Of course, Eco was not only a polymath and amazing thinker. He was a great novelist. While Name of the Rose was the most successful it is interesting to note Eco’s wisdom after he had sold the film rights. He was asked what he thought of the film and replied that what he thought was irrelevant because the film was based on a palimpsest. The text of the book was erased and a new text was created upon it – different media different story. Similarly the blog couldn’t help thinking while watching the Melbourne Theatre Company’s production of Ladies in Black (based on Madeline St John’s great book) how successfully it caught the book’s nuances while using it as a palimpsest for the hilarious song ‘he’s a bastard’ which had everybody in the audience (most obviously the women) roaring with laughter and applauding. The blog’s favourite Eco novel though is Foucault’s Pendulum (1986) a mystery thriller involving a complicated plot in which more and more hermetic texts are fed into a computer. It is both intellectually challenging and very funny and should be read by everyone interested in thrillers and hermetic counter-cultural nonsense.

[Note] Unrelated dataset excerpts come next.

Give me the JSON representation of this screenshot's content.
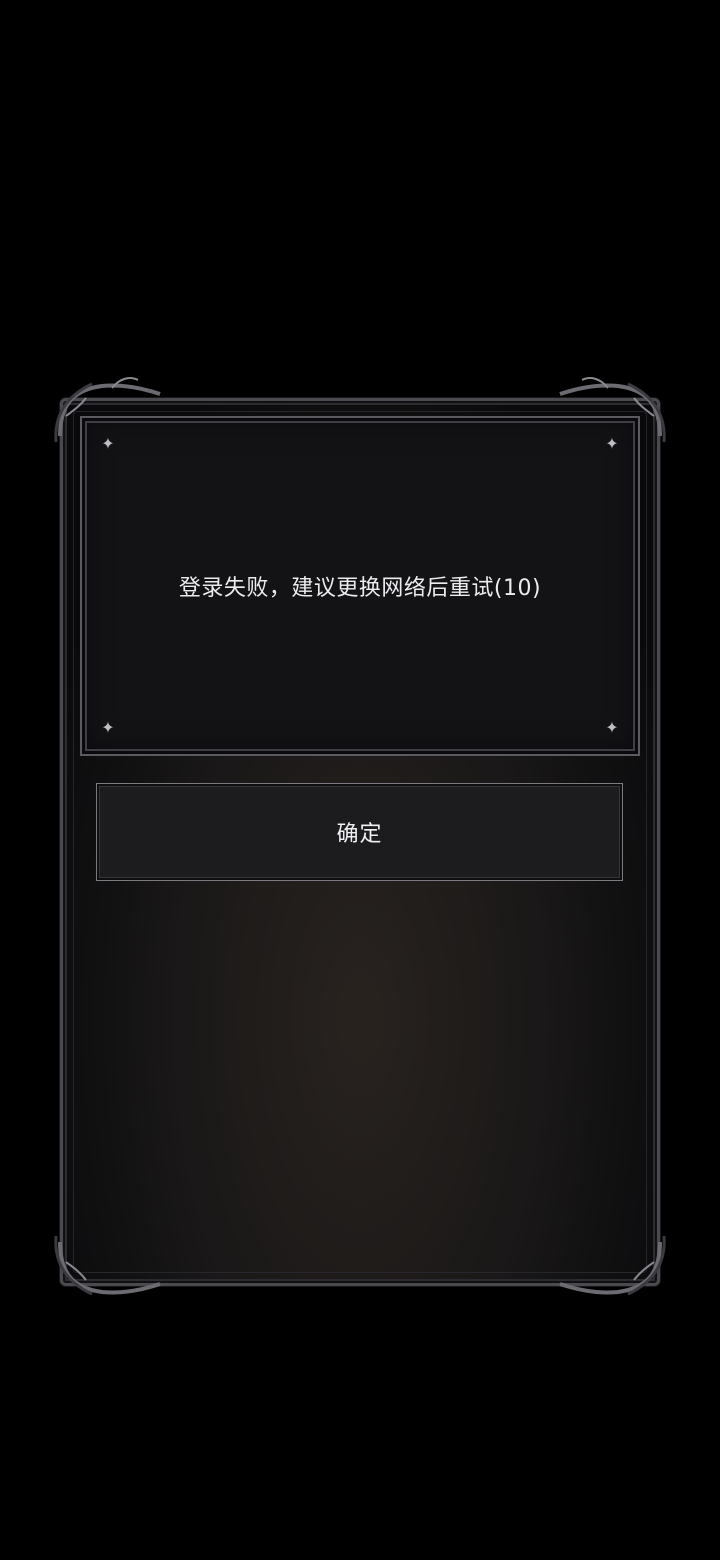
{
  "dialog": {
    "message": "登录失败，建议更换网络后重试(10)",
    "confirm_label": "确定"
  },
  "icons": {
    "corner_sparkle": "sparkle-icon",
    "frame_ornament": "ornament-decoration"
  },
  "colors": {
    "background": "#000000",
    "panel": "#131316",
    "frame_border": "#5a5a60",
    "text": "#ececf0"
  }
}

Another interesting Eco sideline was the epistolary exchange with Cardinal Carlo Maria Martini, published as Belief or Non-Belief (1996), which roamed over ethics, apocalyptic thinking, abortion and other topics. We now know that Cardinal Martini might have succeeded John Paul II as Pope but declined even though the coalition that supported him was the coalition which later got Pope Francis elected. Martini was the Archbishop of Milan and came to Australia briefly where his lectures and presentations got amazing responses (even from a convinced atheist like the blog). Eco’s final novel, Numero Uno, was published last year and, despite mixed reviews, is a remarkable evocation of contemporary Italian politics, media and society. Think Swift with more subtlety.

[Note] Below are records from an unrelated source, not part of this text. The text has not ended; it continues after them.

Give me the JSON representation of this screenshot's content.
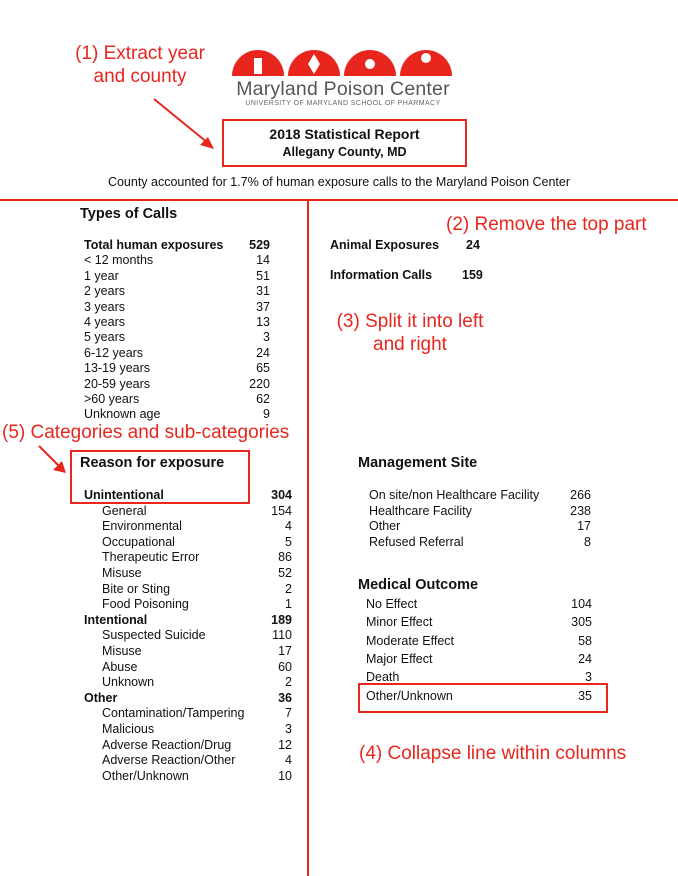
{
  "logo": {
    "name": "Maryland Poison Center",
    "subtitle": "UNIVERSITY OF MARYLAND SCHOOL OF PHARMACY",
    "color": "#e8261e"
  },
  "report": {
    "title": "2018 Statistical Report",
    "county": "Allegany County, MD"
  },
  "summary": "County accounted for 1.7% of human exposure calls to the Maryland Poison Center",
  "annotations": {
    "a1_line1": "(1) Extract year",
    "a1_line2": "and county",
    "a2": "(2) Remove the top part",
    "a3_line1": "(3) Split it into left",
    "a3_line2": "and right",
    "a4": "(4) Collapse line within columns",
    "a5": "(5) Categories and sub-categories"
  },
  "types_of_calls": {
    "heading": "Types of Calls",
    "rows": [
      {
        "label": "Total human exposures",
        "value": "529",
        "bold": true
      },
      {
        "label": "< 12 months",
        "value": "14"
      },
      {
        "label": "1 year",
        "value": "51"
      },
      {
        "label": "2 years",
        "value": "31"
      },
      {
        "label": "3 years",
        "value": "37"
      },
      {
        "label": "4 years",
        "value": "13"
      },
      {
        "label": "5 years",
        "value": "3"
      },
      {
        "label": "6-12 years",
        "value": "24"
      },
      {
        "label": "13-19 years",
        "value": "65"
      },
      {
        "label": "20-59 years",
        "value": "220"
      },
      {
        "label": ">60 years",
        "value": "62"
      },
      {
        "label": "Unknown age",
        "value": "9"
      }
    ],
    "animal": {
      "label": "Animal Exposures",
      "value": "24"
    },
    "info": {
      "label": "Information Calls",
      "value": "159"
    }
  },
  "reason": {
    "heading": "Reason for exposure",
    "rows": [
      {
        "label": "Unintentional",
        "value": "304",
        "bold": true
      },
      {
        "label": "General",
        "value": "154"
      },
      {
        "label": "Environmental",
        "value": "4"
      },
      {
        "label": "Occupational",
        "value": "5"
      },
      {
        "label": "Therapeutic Error",
        "value": "86"
      },
      {
        "label": "Misuse",
        "value": "52"
      },
      {
        "label": "Bite or Sting",
        "value": "2"
      },
      {
        "label": "Food Poisoning",
        "value": "1"
      },
      {
        "label": "Intentional",
        "value": "189",
        "bold": true
      },
      {
        "label": "Suspected Suicide",
        "value": "110"
      },
      {
        "label": "Misuse",
        "value": "17"
      },
      {
        "label": "Abuse",
        "value": "60"
      },
      {
        "label": "Unknown",
        "value": "2"
      },
      {
        "label": "Other",
        "value": "36",
        "bold": true
      },
      {
        "label": "Contamination/Tampering",
        "value": "7"
      },
      {
        "label": "Malicious",
        "value": "3"
      },
      {
        "label": "Adverse Reaction/Drug",
        "value": "12"
      },
      {
        "label": "Adverse Reaction/Other",
        "value": "4"
      },
      {
        "label": "Other/Unknown",
        "value": "10"
      }
    ]
  },
  "management": {
    "heading": "Management Site",
    "rows": [
      {
        "label": "On site/non Healthcare Facility",
        "value": "266"
      },
      {
        "label": "Healthcare Facility",
        "value": "238"
      },
      {
        "label": "Other",
        "value": "17"
      },
      {
        "label": "Refused Referral",
        "value": "8"
      }
    ]
  },
  "outcome": {
    "heading": "Medical Outcome",
    "rows": [
      {
        "label": "No Effect",
        "value": "104"
      },
      {
        "label": "Minor Effect",
        "value": "305"
      },
      {
        "label": "Moderate Effect",
        "value": "58"
      },
      {
        "label": "Major Effect",
        "value": "24"
      },
      {
        "label": "Death",
        "value": "3"
      },
      {
        "label": "Other/Unknown",
        "value": "35"
      }
    ]
  }
}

In one of those coincidences which confuse us (and others like Arthur Koestler) and encourage our mind to make false connections the blog was thinking of Eco in Brisbane recently where it was presenting some Master Classes. The context was a discussion of trust raised by one of the participants and which prompted the blog to talk about a concept it had written about many years before – that the ultimate aim of communication is to build trust but to do that organisations need to aspire to authenticity and practise transparency. A few days later, hearing about Eco’s death from cancer at 84, the blog was reminded that the thoughts about trust, authenticity and transparency had been prompted by Eco’s discussion of fakes and reality. The blog, of course, never actually contradicts Eco in this respect because it follows up the discussion of trust and authenticity with a paraphrase of the great Marxist (Groucho’s) comment that all you need to succeed is honesty and sincerity and when you learn to fake those you’ve got it made.

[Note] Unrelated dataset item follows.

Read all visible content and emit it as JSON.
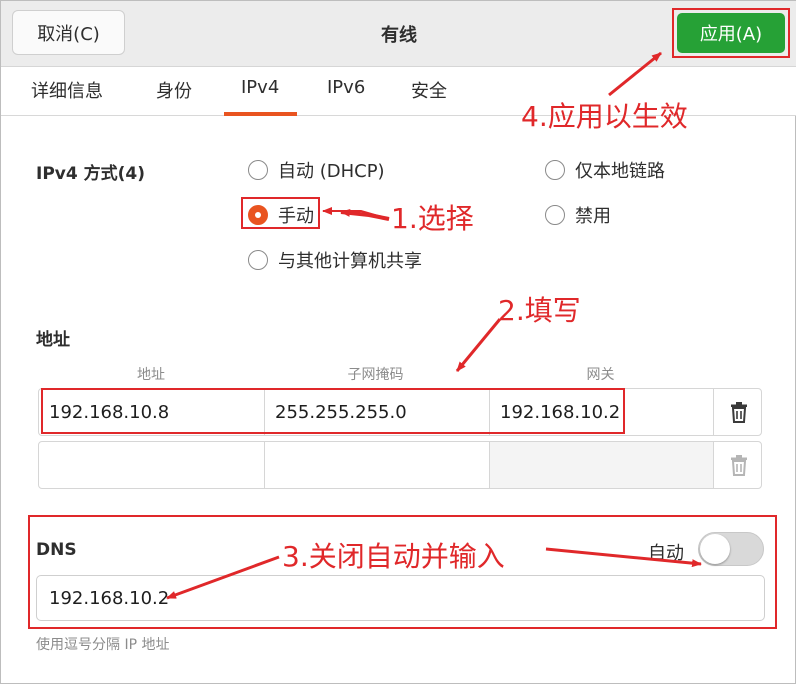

In another coincidence, also while in Brisbane, the blog noticed in a magazine that one of the Master Class dates, February 18, was the 500th anniversary of the birth of Mary Tudor (Bloody Mary) and thus the beginning of a period in which 280 people were publicly burnt at the stake. It should be said, as the historian Eamon Duffy reminds us, that Elizabeth probably did away with a similar number but in the depths of the Tower and its dungeons even if the victims were terrorist plotters, spies and potential assassins rather than simple religious dissidents. The relevance to communication? Bloody Mary’s pogroms were the inspiration for what is perhaps one of the most influential pieces of propaganda ever written in English, Foxe’s Book of Martyrs, with its moving descriptions of scenes such as Archbishop Cranmer’s March 21 1556 recantation and his courage in putting the hand that had signed a false confession to the flame first.